CINS tried to get information from the Ministry of Interior as to whether procedure has been launched against some policemen for excessive use of force, but did not receive an answer by the time this article was published.
The Ombudsperson, on the other hand, on July 9 issued a statement that the police had not used excessive force, except in individual cases because of which his office had initiated the procedure of checking the legality of police actions.
Misdemeanor Charges Against at Least 70 People
On suspicion that they had disturbed public order and peace, at least 70 citizens were arrested and prosecuted before misdemeanor courts – 35 citizens in Belgrade and 35 in Novi Sad.
According to representatives of the Belgrade Misdemeanor Court, 11 citizens have been acquitted. Five people have been fined, whereas two who were unable to pay the 80,000 dinar fine agreed to a 60-day prison sentence. The others paid the fines. The remaining 19 persons gave statements, while proceedings will continue regularly, i.e. will not be shortened like in the other cases since there were no witnesses.
In Novi Sad, 13 people have been fined, one of whom replaced the fine with a 50-day prison sentence. Proceedings against 16 individuals will be led in a regular period, five persons have been acquitted, whereas one person was immediately sent away due to having a fever, according to representatives of the Novi Sad Misdemeanor Court.
The penalties for this misdemeanor include fines of between 10,000 and 150,000 dinars, 80 to 360 hours of community service or a prison sentence of between 30 and 60 days.
Sanja Radivojević of the Belgrade Center for Human Rights says that many people who suffered blows from the police have contacted the NGO. Some of them were detained by the police, while others were not arrested.
“They are mostly pointing out that they sustained minor injuries through the use of official batons by members of the police,” she says.
According to her, the Belgrade Center for Human Rights is trying to help these people by providing legal aid and pressing charges. Charges will be pressed against unidentified persons, because the identity of the police officers cannot be determined.
“They were wearing those uniforms of theirs and beating them (the demonstrators) in groups where it is actually impossible to determine who hit them and how,” she adds.
In Radivojević’s words, they have pressed 15 charges so far.

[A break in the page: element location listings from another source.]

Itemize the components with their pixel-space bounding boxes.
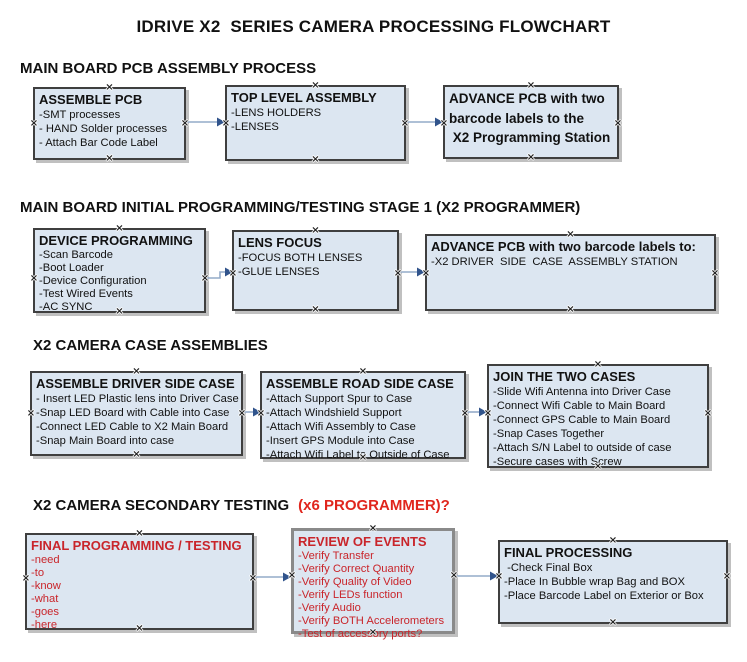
connection-point-icon: × <box>311 154 320 165</box>
flow-box-top-level-assembly: × × × × TOP LEVEL ASSEMBLY -LENS HOLDERS… <box>222 81 409 165</box>
box-item: -FOCUS BOTH LENSES <box>238 252 363 264</box>
box-item: -Verify Correct Quantity <box>298 563 415 575</box>
box-item: -LENS HOLDERS <box>231 107 322 119</box>
box-title: TOP LEVEL ASSEMBLY <box>231 90 377 105</box>
box-item: -Slide Wifi Antenna into Driver Case <box>493 386 671 398</box>
box-item: -Snap Cases Together <box>493 428 605 440</box>
flow-box-advance-pcb-to-programming-station: × × × × ADVANCE PCB with two barcode lab… <box>440 81 622 163</box>
box-item: -Attach S/N Label to outside of case <box>493 442 672 454</box>
connector-arrow <box>254 572 291 582</box>
box-item: -Verify Quality of Video <box>298 576 412 588</box>
connection-point-icon: × <box>311 304 320 315</box>
flow-box-final-programming-testing: × × × × FINAL PROGRAMMING / TESTING -nee… <box>22 529 257 634</box>
box-item: -Verify Transfer <box>298 550 374 562</box>
section-heading-case-assemblies: X2 CAMERA CASE ASSEMBLIES <box>33 337 268 354</box>
connection-point-icon: × <box>566 304 575 315</box>
connector-arrow <box>406 117 443 127</box>
box-item: -Boot Loader <box>39 262 104 274</box>
box-item: - HAND Solder processes <box>39 123 168 135</box>
section-heading-pcb-assembly: MAIN BOARD PCB ASSEMBLY PROCESS <box>20 60 317 77</box>
flow-box-device-programming: × × × × DEVICE PROGRAMMING -Scan Barcode… <box>30 224 209 317</box>
connector-arrow <box>399 267 425 277</box>
section-heading-red-part: (x6 PROGRAMMER)? <box>298 497 450 514</box>
box-item: -Verify LEDs function <box>298 589 403 601</box>
flow-box-final-processing: × × × × FINAL PROCESSING -Check Final Bo… <box>495 536 731 628</box>
box-title: ADVANCE PCB with two barcode labels to t… <box>449 91 611 145</box>
box-item: -AC SYNC <box>39 301 93 313</box>
flow-box-review-of-events: × × × × REVIEW OF EVENTS -Verify Transfe… <box>288 524 458 641</box>
box-item: -Check Final Box <box>504 562 593 574</box>
box-title: FINAL PROCESSING <box>504 545 633 560</box>
box-item: -what <box>31 593 59 605</box>
box-item: -Attach Support Spur to Case <box>266 393 413 405</box>
flow-box-assemble-driver-side-case: × × × × ASSEMBLE DRIVER SIDE CASE - Inse… <box>27 367 246 460</box>
box-item: -Place In Bubble wrap Bag and BOX <box>504 576 685 588</box>
connector-arrow <box>186 117 225 127</box>
box-item: -here <box>31 619 58 631</box>
box-item: -Test Wired Events <box>39 288 133 300</box>
box-title: ASSEMBLE ROAD SIDE CASE <box>266 376 454 391</box>
connector-arrow <box>466 407 487 417</box>
connection-point-icon: × <box>710 268 720 279</box>
box-item: -Scan Barcode <box>39 249 114 261</box>
connection-point-icon: × <box>105 153 114 164</box>
box-item: -Attach Wifi Assembly to Case <box>266 421 416 433</box>
flow-box-lens-focus: × × × × LENS FOCUS -FOCUS BOTH LENSES -G… <box>229 226 402 315</box>
box-title: FINAL PROGRAMMING / TESTING <box>31 538 242 553</box>
connection-point-icon: × <box>703 408 713 419</box>
connection-point-icon: × <box>526 152 536 163</box>
box-title: ADVANCE PCB with two barcode labels to: <box>431 239 696 254</box>
box-item: -Snap Main Board into case <box>36 435 175 447</box>
connector-arrow <box>455 571 498 581</box>
box-item: -LENSES <box>231 121 279 133</box>
box-item: -Snap LED Board with Cable into Case <box>36 407 230 419</box>
box-item: -GLUE LENSES <box>238 266 320 278</box>
connection-point-icon: × <box>132 449 141 460</box>
box-item: -Attach Wifi Label to Outside of Case <box>266 449 450 461</box>
page-title: IDRIVE X2 SERIES CAMERA PROCESSING FLOWC… <box>136 17 611 36</box>
box-item: -need <box>31 554 60 566</box>
connection-point-icon: × <box>722 571 732 582</box>
box-item: -SMT processes <box>39 109 121 121</box>
box-item: -know <box>31 580 61 592</box>
box-item: - Attach Bar Code Label <box>39 137 158 149</box>
section-heading-black-part: X2 CAMERA SECONDARY TESTING <box>33 497 290 514</box>
section-heading-initial-programming: MAIN BOARD INITIAL PROGRAMMING/TESTING S… <box>20 199 581 216</box>
box-item: -Verify BOTH Accelerometers <box>298 615 445 627</box>
connection-point-icon: × <box>608 617 618 628</box>
box-item: -Connect LED Cable to X2 Main Board <box>36 421 229 433</box>
box-item: -Connect Wifi Cable to Main Board <box>493 400 666 412</box>
box-item: -Device Configuration <box>39 275 147 287</box>
connection-point-icon: × <box>29 118 39 129</box>
connection-point-icon: × <box>613 118 623 129</box>
section-heading-secondary-testing: X2 CAMERA SECONDARY TESTING (x6 PROGRAMME… <box>33 497 450 514</box>
box-title: ASSEMBLE DRIVER SIDE CASE <box>36 376 235 391</box>
box-item: -Connect GPS Cable to Main Board <box>493 414 671 426</box>
box-item: -Place Barcode Label on Exterior or Box <box>504 590 704 602</box>
connection-point-icon: × <box>26 408 36 419</box>
flow-box-assemble-road-side-case: × × × × ASSEMBLE ROAD SIDE CASE -Attach … <box>257 367 469 463</box>
box-item: -to <box>31 567 45 579</box>
box-item: - Insert LED Plastic lens into Driver Ca… <box>36 393 239 405</box>
flow-box-join-the-two-cases: × × × × JOIN THE TWO CASES -Slide Wifi A… <box>484 360 712 472</box>
connector-arrow <box>206 267 233 279</box>
flow-box-assemble-pcb: × × × × ASSEMBLE PCB -SMT processes - HA… <box>30 83 189 164</box>
box-title: LENS FOCUS <box>238 235 322 250</box>
connection-point-icon: × <box>29 273 39 284</box>
box-item: -Secure cases with Screw <box>493 456 622 468</box>
box-item: -Insert GPS Module into Case <box>266 435 415 447</box>
box-title: REVIEW OF EVENTS <box>298 534 427 549</box>
connection-point-icon: × <box>21 573 31 584</box>
flow-box-advance-pcb-to-case-assembly: × × × × ADVANCE PCB with two barcode lab… <box>422 230 719 315</box>
box-item: -Test of accessory ports? <box>298 628 423 640</box>
box-item: -Verify Audio <box>298 602 361 614</box>
connector-arrow <box>241 407 261 417</box>
box-title: DEVICE PROGRAMMING <box>39 233 193 248</box>
box-item: -Attach Windshield Support <box>266 407 402 419</box>
box-item: -goes <box>31 606 59 618</box>
box-item: -X2 DRIVER SIDE CASE ASSEMBLY STATION <box>431 256 678 268</box>
box-title: ASSEMBLE PCB <box>39 92 143 107</box>
box-title: JOIN THE TWO CASES <box>493 369 636 384</box>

When asked what they expect from those charges, she says that the Belgrade Center for Human Rights is not too optimistic. She does not even think the identity of those unidentified individuals will be determined, let alone that they will be punished:
“Even when we do know the identities of police officers who have overstepped their authority, very often either a plea bargain is made or they are put on probation, therefore those are always the mildest sentences or some alternatives.”
Asked whether police conduct at these protests was more brutal than at some past ones, Radivojević says that the personal impression of the Belgrade Center for Human Rights is that the tolerance limit of police officers has gotten lower.
She adds that she believes that such police behavior is not regular, but rather that, unfortunately, some policemen have sullied the reputation of the uniform they wear.